Sajarin 4 minutes ago
They have a bit more info on their announcement blog post[0]
> Belfort today released the "so far" CIFAR demo, an encrypted implementation of ResNet-20, a popular model for image classification. It outperforms recent SOTA by 3x with a total latency of less than 200ms
Not many details on how they've done this, so I'm a bit skeptical. Fast HE is a holy grail.
> Belfort's image classification is built on top of its upcoming GPU library, Cyclops. It comes with several optimizations that make Cyclops extremely fast on Encrypted AI workloads.

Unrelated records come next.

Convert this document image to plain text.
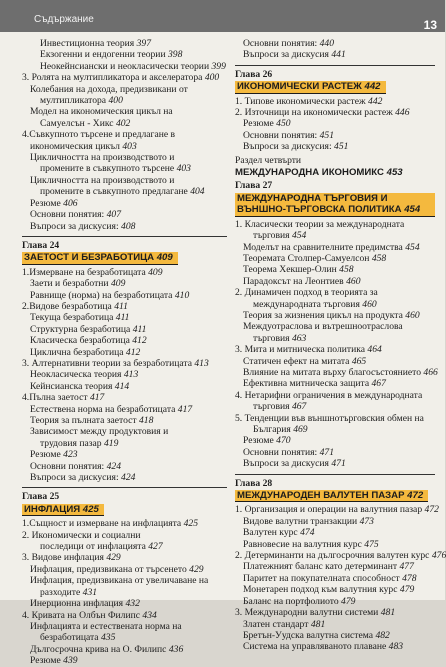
Съдържание	13
Инвестиционна теория 397
Екзогенни и ендогенни теории 398
Неокейнсиански и неокласически теории 399
3. Ролята на мултипликатора и акселератора 400
Колебания на дохода, предизвикани от
мултипликатора 400
Модел на икономическия цикъл на
Самуелсън - Хикс 402
4.Съвкупното търсене и предлагане в
икономическия цикъл 403
Цикличността на производството и
промените в съвкупното търсене 403
Цикличността на производството и
промените в съвкупното предлагане 404
Резюме 406
Основни понятия: 407
Въпроси за дискусия: 408
Глава 24
ЗАЕТОСТ И БЕЗРАБОТИЦА 409
1.Измерване на безработицата 409
Заети и безработни 409
Равнище (норма) на безработицата 410
2.Видове безработица 411
Текуща безработица 411
Структурна безработица 411
Класическа безработица 412
Циклична безработица 412
3. Алтернативни теории за безработицата 413
Неокласическа теория 413
Кейнсианска теория 414
4.Пълна заетост 417
Естествена норма на безработицата 417
Теория за пълната заетост 418
Зависимост между продуктовия и
трудовия пазар 419
Резюме 423
Основни понятия: 424
Въпроси за дискусия: 424
Глава 25
ИНФЛАЦИЯ 425
1.Същност и измерване на инфлацията 425
2. Икономически и социални
последици от инфлацията 427
3. Видове инфлация 429
Инфлация, предизвикана от търсенето 429
Инфлация, предизвикана от увеличаване на
разходите 431
Инерционна инфлация 432
4. Кривата на Олбън Филипс 434
Инфлацията и естествената норма на
безработицата 435
Дългосрочна крива на О. Филипс 436
Резюме 439
Основни понятия: 440
Въпроси за дискусия 441
Глава 26
ИКОНОМИЧЕСКИ РАСТЕЖ 442
1. Типове икономически растеж 442
2. Източници на икономически растеж 446
Резюме 450
Основни понятия: 451
Въпроси за дискусия: 451
Раздел четвърти
МЕЖДУНАРОДНА ИКОНОМИКС 453
Глава 27
МЕЖДУНАРОДНА ТЪРГОВИЯ И ВЪНШНО-ТЪРГОВСКА ПОЛИТИКА 454
1. Класически теории за международната
търговия 454
Моделът на сравнителните предимства 454
Теоремата Столпер-Самуелсон 458
Теорема Хекшер-Олин 458
Парадоксът на Леонтиев 460
2. Динамичен подход в теорията за
международната търговия 460
Теория за жизнения цикъл на продукта 460
Междуотраслова и вътрешноотраслова
търговия 463
3. Мита и митническа политика 464
Статичен ефект на митата 465
Влияние на митата върху благосъстоянието 466
Ефективна митническа защита 467
4. Нетарифни ограничения в международната
търговия 467
5. Тенденции във външнотърговския обмен на
България 469
Резюме 470
Основни понятия: 471
Въпроси за дискусия 471
Глава 28
МЕЖДУНАРОДЕН ВАЛУТЕН ПАЗАР 472
1. Организация и операции на валутния пазар 472
Видове валутни транзакции 473
Валутен курс 474
Равновесие на валутния курс 475
2. Детерминанти на дългосрочния валутен курс 476
Платежният баланс като детерминант 477
Паритет на покупателната способност 478
Монетарен подход към валутния курс 479
Баланс на портфолиото 479
3. Международни валутни системи 481
Златен стандарт 481
Бретън-Уудска валутна система 482
Система на управляваното плаване 483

Looks like a lead up to an upcoming library release
jszymborski an hour ago
Big if true! One of the caveats here is that the file size seems to balloon 341 times.

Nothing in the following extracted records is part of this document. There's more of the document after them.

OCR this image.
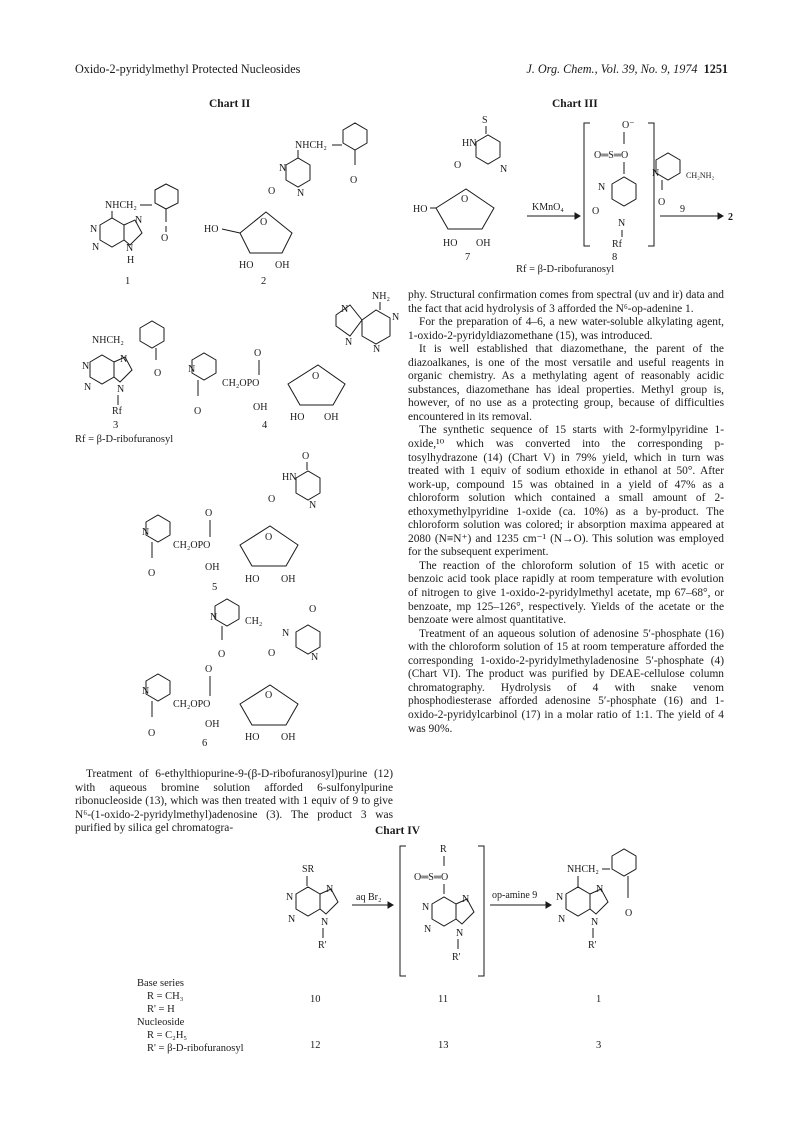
Oxido-2-pyridylmethyl Protected Nucleosides	J. Org. Chem., Vol. 39, No. 9, 1974 1251
Chart II	Chart III
Chart IV
NHCH₂
O
N
N
N	N
H
1
NHCH₂
O
N
O N
O
HO
HO OH
2
NHCH₂
O
N
N
N	N
Rf
3
N
O
CH₂OPO
O
OH
O
HO OH
NH₂
N
N
N
N
4
O
HN
O
N
N
O
CH₂OPO
O
OH
O
HO OH
5
N
O
CH₂
O
N
O	N
N
O
CH₂OPO
O
OH
O
HO OH
6
Rf = β-D-ribofuranosyl
S
HN
O	N
O
HO
HO OH
7
KMnO₄
O⁻
O═S═O
N
O
N
Rf
8
N	CH₂NH₂
O
9
2
Rf = β-D-ribofuranosyl

Treatment of 6-ethylthiopurine-9-(β-D-ribofuranosyl)purine (12) with aqueous bromine solution afforded 6-sulfonylpurine ribonucleoside (13), which was then treated with 1 equiv of 9 to give N⁶-(1-oxido-2-pyridylmethyl)adenosine (3). The product 3 was purified by silica gel chromatogra-

phy. Structural confirmation comes from spectral (uv and ir) data and the fact that acid hydrolysis of 3 afforded the N⁶-op-adenine 1.

For the preparation of 4–6, a new water-soluble alkylating agent, 1-oxido-2-pyridyldiazomethane (15), was introduced.

It is well established that diazomethane, the parent of the diazoalkanes, is one of the most versatile and useful reagents in organic chemistry. As a methylating agent of reasonably acidic substances, diazomethane has ideal properties. Methyl group is, however, of no use as a protecting group, because of difficulties encountered in its removal.

The synthetic sequence of 15 starts with 2-formylpyridine 1-oxide,¹⁰ which was converted into the corresponding p-tosylhydrazone (14) (Chart V) in 79% yield, which in turn was treated with 1 equiv of sodium ethoxide in ethanol at 50°. After work-up, compound 15 was obtained in a yield of 47% as a chloroform solution which contained a small amount of 2-ethoxymethylpyridine 1-oxide (ca. 10%) as a by-product. The chloroform solution was colored; ir absorption maxima appeared at 2080 (N≡N⁺) and 1235 cm⁻¹ (N→O). This solution was employed for the subsequent experiment.

The reaction of the chloroform solution of 15 with acetic or benzoic acid took place rapidly at room temperature with evolution of nitrogen to give 1-oxido-2-pyridylmethyl acetate, mp 67–68°, or benzoate, mp 125–126°, respectively. Yields of the acetate or the benzoate were almost quantitative.

Treatment of an aqueous solution of adenosine 5′-phosphate (16) with the chloroform solution of 15 at room temperature afforded the corresponding 1-oxido-2-pyridylmethyladenosine 5′-phosphate (4) (Chart VI). The product was purified by DEAE-cellulose column chromatography. Hydrolysis of 4 with snake venom phosphodiesterase afforded adenosine 5′-phosphate (16) and 1-oxido-2-pyridylcarbinol (17) in a molar ratio of 1:1. The yield of 4 was 90%.

SR
N
N
N	N
R'
aq Br₂
R
O═S═O
N
N
N N
R'
op-amine 9
NHCH₂
O
N
N
N	N
R'
10	11	1
12	13	3
Base series
R = CH₃
R' = H
Nucleoside
R = C₂H₅
R' = β-D-ribofuranosyl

monster_truck 21 minutes ago
That's a exceptional tradeoff. Even 3000x is noteworthy as long as processing time does not go to the moon wrt HE/FHE
smalltorch 3 hours ago
It's pretty confident this calculator is a cat.
https://i.postimg.cc/90WGjk8t/results.png
What's the use case for this?
furkanturan an hour ago
Consider encrypted AI. You ask a question under encryption. The remote calculates the answer, which is still under encryption. This is the critical point; the remote cannot see the question and answer. It only calculates. Once you receive the answer, you decrypt it and see the answer; only you see the answer.
smalltorch an hour ago
Ah, that sounds impossible. Good luck, sir...Also, who wants this if you can just run a local model?
simcop2387 34 minutes ago
furkanturan 36 minutes ago
sambejk an hour ago
I think calculator is not part of the labels in cifar-10. Pretty normal as it has ‘only’ 90% accuracy. Things could improve quickly though
jcs 7 minutes ago
That 90% only measures images already known to be one of CIFAR-10’s ten classes. There is no “none of the above,” so even a perfect benchmark score would still force a calculator into one of those labels.
malcolmgreaves an hour ago
From the webpage:
> Image classification without the server seeing the image.
The value is in being able to get the prediction from the model without ever giving unencrypted data to somebody you don’t trust.
You could have an LLM generate code for you without ever giving the operator your proprietary source code.